When Dr. Michael L. Brodie agreed to serve as the physician in Stanislaus State’s Student Health Center from the mid-1990s until the early 2000s, he brought his own style.

It wasn’t just that he was the first Black physician to serve in that role. He went beyond providing medical care.
Brodie, who recently passed away at 79, took time to get to know the students he served and helped them steer their course.
“One thing I did hear from students at that time or down the road is that my dad would often have a conversation with students,” said his daughter, Kilolo Brodie-Crumsey, a professor in the Department of Social Work. “Yes, they would come in for a health-related issue, but he’d be talking to them about what their major was, what classes they were taking and what they were going to do when they graduated. They got their medical needs addressed, but he was always going to ask you, ‘What are you working on in school? What are you doing next [academically]? ‘How are you doing?’ You couldn’t get away from it.”
That was the kind of physician he was.
From the time he graduated from UC Davis School of Medicine and began practicing pediatrics in 1976 in Los Angeles, Brodie considered more than the physical health of a person.
“I think back to when I was in junior high and high school, and my friends would call on the phone,” Brodie-Crumsey said. “Before he’d hand me the phone, he’d have a conversation with them. ‘How are you doing?’ ‘What have you been up to?’ He’d weave it in. It was casual, but there was going to be a dialogue with them before he even told me I had a phone call waiting.
“When my friends would visit, they wouldn’t be nervous about my dad asking them questions. It was the opposite. They liked to pick up where they left off. They’d give a report back. It was done in such a way that you didn’t feel like you were being grilled, but someone was interested in your future. Students and friends of mine would be excited to come back and fill him in or update him on what shad happened since their last conversation.”
She laughs at the memory and realizes it has impacted her own work.
She stopped to visit with a student after class who’d recently had a baby. After looking at photos of the baby and asking how she was doing, Brodie-Crumsey found herself advising her student about future educational steps that might be possible for a young mother.
“It was in that moment that I could see my dad in me, where I was interested in how she was doing and managing with a newborn, but somehow, I shifted the conversation, organically, to what’s next,” Brodie-Crumsey said. “That social work element, I always thought I got it from my mom. But as I got older and was living here in this town with him all these years, I watched him. It’s surprising. I’m more like him than I thought I was.

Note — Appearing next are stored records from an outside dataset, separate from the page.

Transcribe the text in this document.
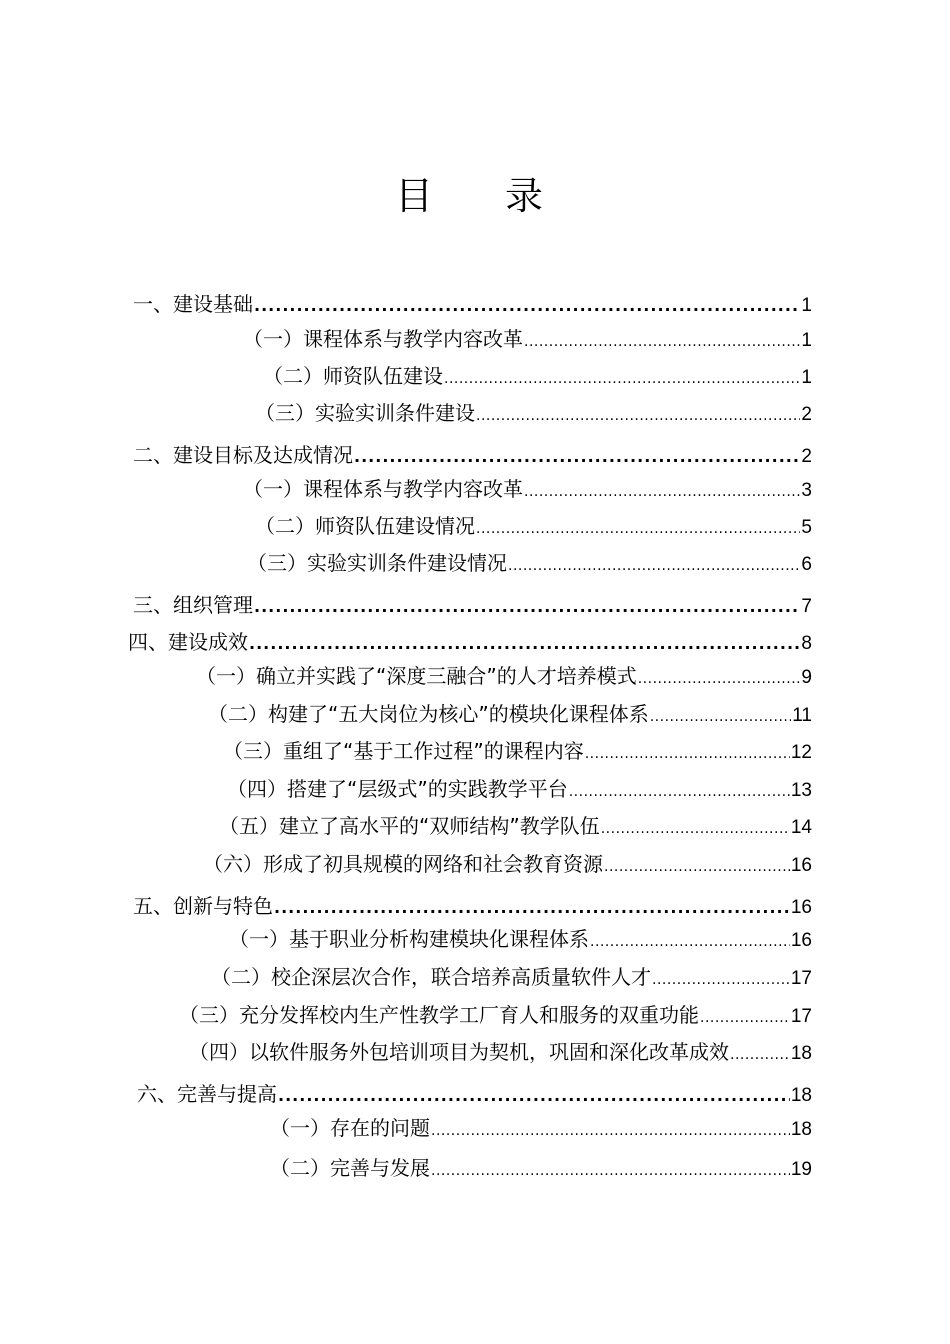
目 录
一、建设基础 .....	1
（一）课程体系与教学内容改革 .....	1
（二）师资队伍建设 .....	1
（三）实验实训条件建设 .....	2
二、建设目标及达成情况 .....	2
（一）课程体系与教学内容改革 .....	3
（二）师资队伍建设情况 .....	5
（三）实验实训条件建设情况 .....	6
三、组织管理 .....	7
四、建设成效 .....	8
（一）确立并实践了“深度三融合”的人才培养模式 .....	9
（二）构建了“五大岗位为核心”的模块化课程体系 .....	11
（三）重组了“基于工作过程”的课程内容 .....	12
（四）搭建了“层级式”的实践教学平台 .....	13
（五）建立了高水平的“双师结构”教学队伍 .....	14
（六）形成了初具规模的网络和社会教育资源 .....	16
五、创新与特色 .....	16
（一）基于职业分析构建模块化课程体系 .....	16
（二）校企深层次合作，联合培养高质量软件人才 .....	17
（三）充分发挥校内生产性教学工厂育人和服务的双重功能 .....	17
（四）以软件服务外包培训项目为契机，巩固和深化改革成效 .....	18
六、完善与提高 .....	18
（一）存在的问题 .....	18
（二）完善与发展 .....	19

It is a gift.”
Brodie moved from Los Angeles to Turlock in 1993 when he learned of the shortage of physicians in this region and became the city’s first Black doctor. His daughter chose to live with him after she earned an undergraduate degree in psychology from Clark Atlanta University in 1994.
She and her brother had lived with her mom and spent weekends with their dad, but Brodie-Crumsey decided it was time to give her mom a break from caring for them.

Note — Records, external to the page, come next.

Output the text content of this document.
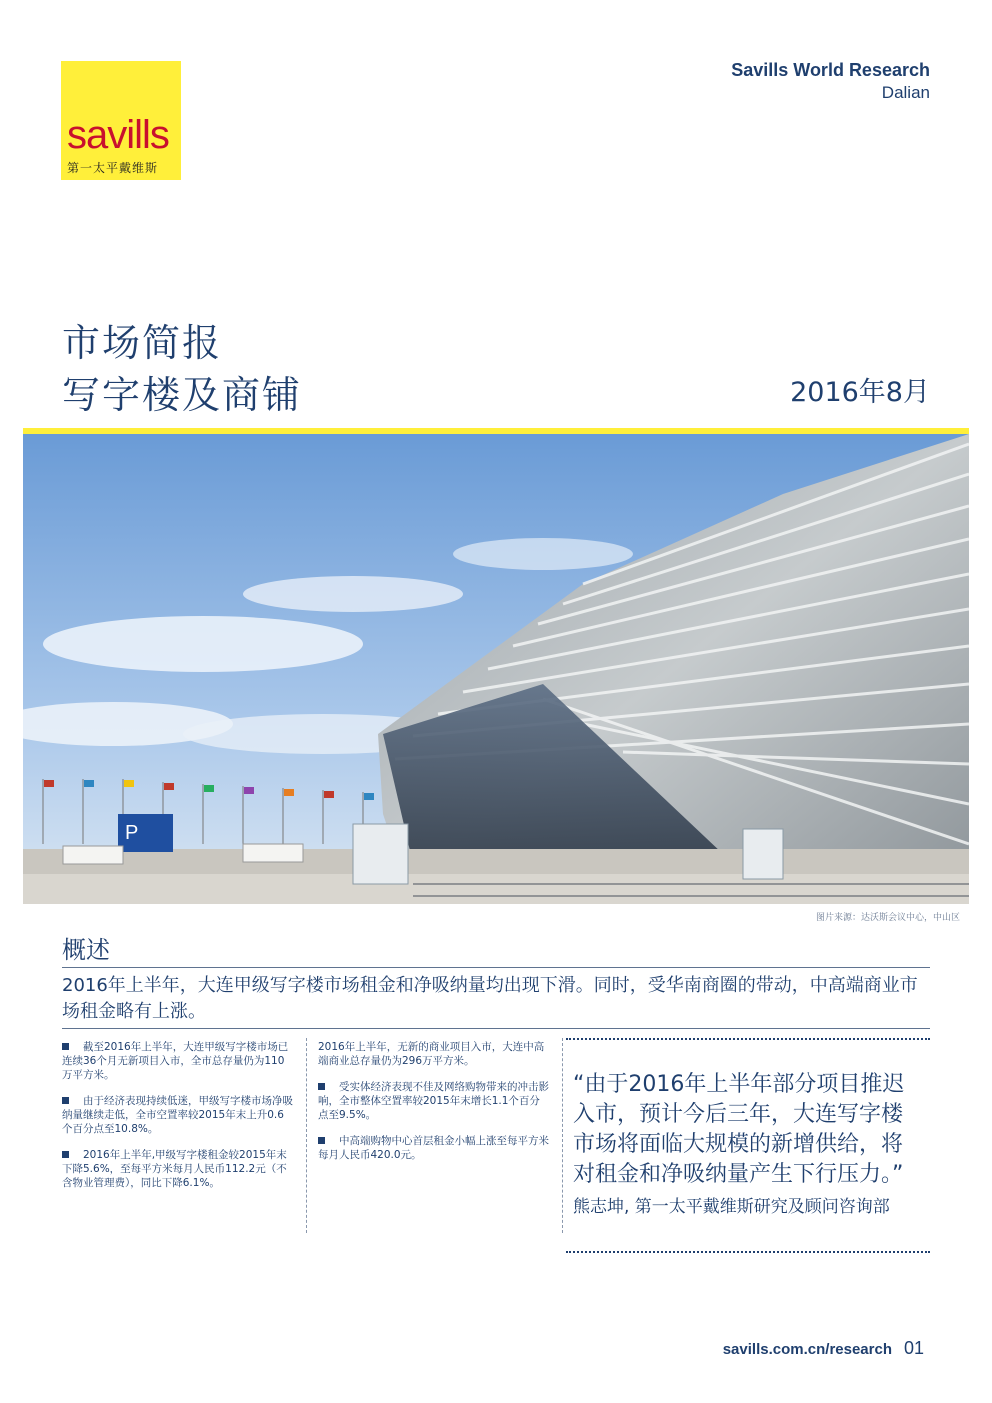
savills
第一太平戴维斯
Savills World Research
Dalian
市场简报
写字楼及商铺	2016年8月
P
图片来源：达沃斯会议中心，中山区
概述
2016年上半年，大连甲级写字楼市场租金和净吸纳量均出现下滑。同时，受华南商圈的带动，中高端商业市场租金略有上涨。
截至2016年上半年，大连甲级写字楼市场已连续36个月无新项目入市，全市总存量仍为110万平方米。
由于经济表现持续低迷，甲级写字楼市场净吸纳量继续走低，全市空置率较2015年末上升0.6个百分点至10.8%。
2016年上半年,甲级写字楼租金较2015年末下降5.6%，至每平方米每月人民币112.2元（不含物业管理费），同比下降6.1%。
2016年上半年，无新的商业项目入市，大连中高端商业总存量仍为296万平方米。
受实体经济表现不佳及网络购物带来的冲击影响，全市整体空置率较2015年末增长1.1个百分点至9.5%。
中高端购物中心首层租金小幅上涨至每平方米每月人民币420.0元。
“由于2016年上半年部分项目推迟入市，预计今后三年，大连写字楼市场将面临大规模的新增供给，将对租金和净吸纳量产生下行压力。” 熊志坤, 第一太平戴维斯研究及顾问咨询部
savills.com.cn/research 01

She was surprised to find a California State University in Turlock, and her dad informed her that she’d be going to school there. Brodie-Crumsey took a variety of post-graduate courses before discovering the Master of Social Work program, from which she graduated in 1998.
During her years on campus, her father treated her fellow students while maintaining a general practitioner’s office in Turlock.

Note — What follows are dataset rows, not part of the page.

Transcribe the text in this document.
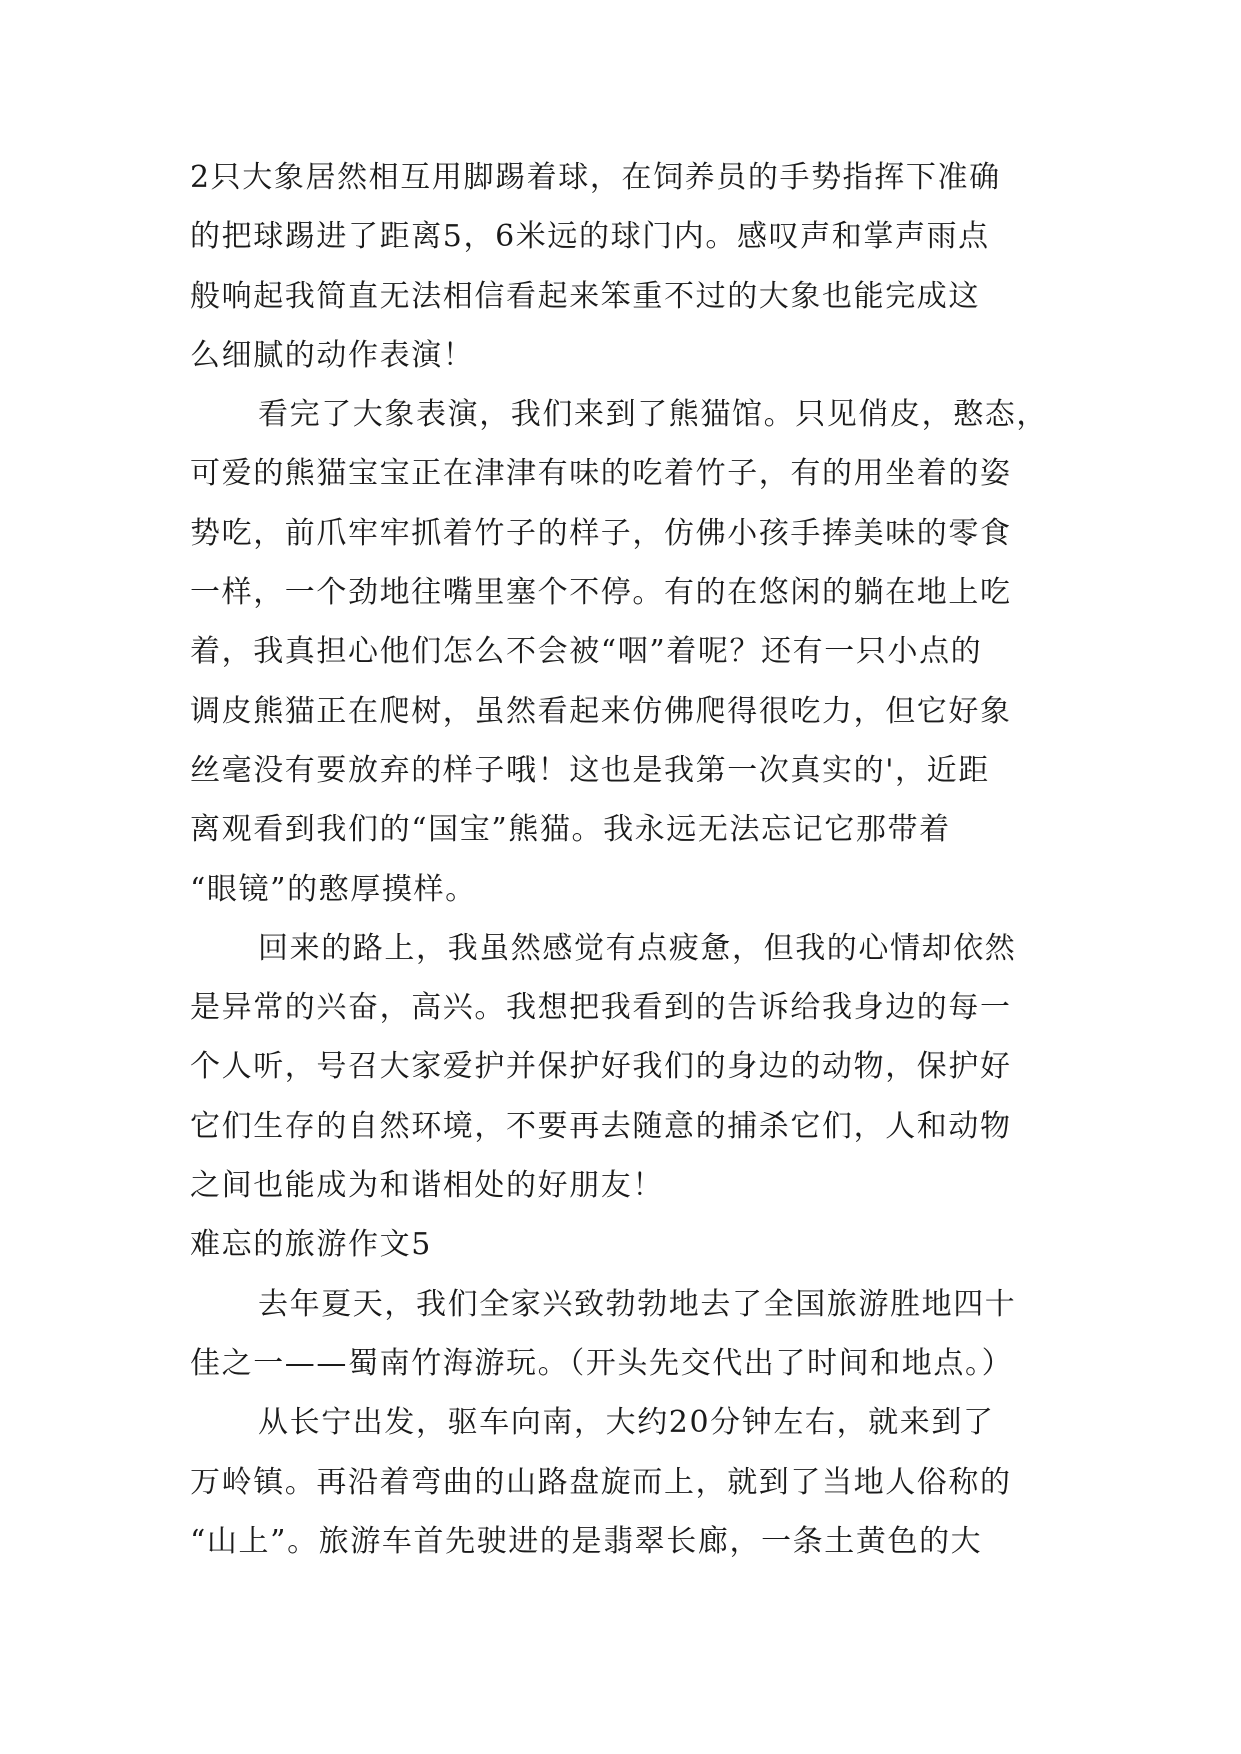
2只大象居然相互用脚踢着球，在饲养员的手势指挥下准确
的把球踢进了距离5，6米远的球门内。感叹声和掌声雨点
般响起我简直无法相信看起来笨重不过的大象也能完成这
么细腻的动作表演！
看完了大象表演，我们来到了熊猫馆。只见俏皮，憨态，
可爱的熊猫宝宝正在津津有味的吃着竹子，有的用坐着的姿
势吃，前爪牢牢抓着竹子的样子，仿佛小孩手捧美味的零食
一样，一个劲地往嘴里塞个不停。有的在悠闲的躺在地上吃
着，我真担心他们怎么不会被“咽”着呢？还有一只小点的
调皮熊猫正在爬树，虽然看起来仿佛爬得很吃力，但它好象
丝毫没有要放弃的样子哦！这也是我第一次真实的'，近距
离观看到我们的“国宝”熊猫。我永远无法忘记它那带着
“眼镜”的憨厚摸样。
回来的路上，我虽然感觉有点疲惫，但我的心情却依然
是异常的兴奋，高兴。我想把我看到的告诉给我身边的每一
个人听，号召大家爱护并保护好我们的身边的动物，保护好
它们生存的自然环境，不要再去随意的捕杀它们，人和动物
之间也能成为和谐相处的好朋友！
难忘的旅游作文5
去年夏天，我们全家兴致勃勃地去了全国旅游胜地四十
佳之一——蜀南竹海游玩。（开头先交代出了时间和地点。）
从长宁出发，驱车向南，大约20分钟左右，就来到了
万岭镇。再沿着弯曲的山路盘旋而上，就到了当地人俗称的
“山上”。旅游车首先驶进的是翡翠长廊，一条土黄色的大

She was not one of his patients.
“No, he was never my doctor,” she said. “I wasn’t going to see him (on campus). That was my personal, private business. We always kept boundaries.”
Still, her love and respect for her father are evident in the way she speaks of his career.
Born in Baltimore, , he served in combat in Vietnam with the U.S. Marines at age 18. He attended Morgan State University and UC Berkeley before graduating from UC Davis School of Medicine.
He left his practice in Los Angeles for Turlock, and it wasn’t long before Stan State Associate Vice President and Dean of Students Fred Edmondson asked him to work in the Student Health Center.
After leaving the University, Brodie spent the rest of his career working in geriatric medicine and was the medical director of several skilled nursing facilities. He and his wife, a registered nurse, volunteered for several decades in the Philippines. When he retired, they moved to her native country. He was there, with his wife at his side, when he passed away.
Although Brodie-Crumsey once thought of following in her father’s medical footsteps, she admits with a laugh that her plan was dashed during her first year of college when she struggled through biology.
She realized, though, that she has carried on some of his legacy.
“Once I got my Master of Social Work and started working with people in communities, I realized I had academic social work training, but the other piece came from watching my dad, learning how to have a conversation with someone where you don’t come across as off-putting or demanding but instead as genuinely showing interest in people.”
More than 300 people appreciated how he showed an interest in them and attended Brodie’s memorial service. Brodie-Crumsey wants to keep his legacy alive and has established the Dr. Michael L. Brodie Memorial Fund for a future scholarship for anyone who wishes to donate.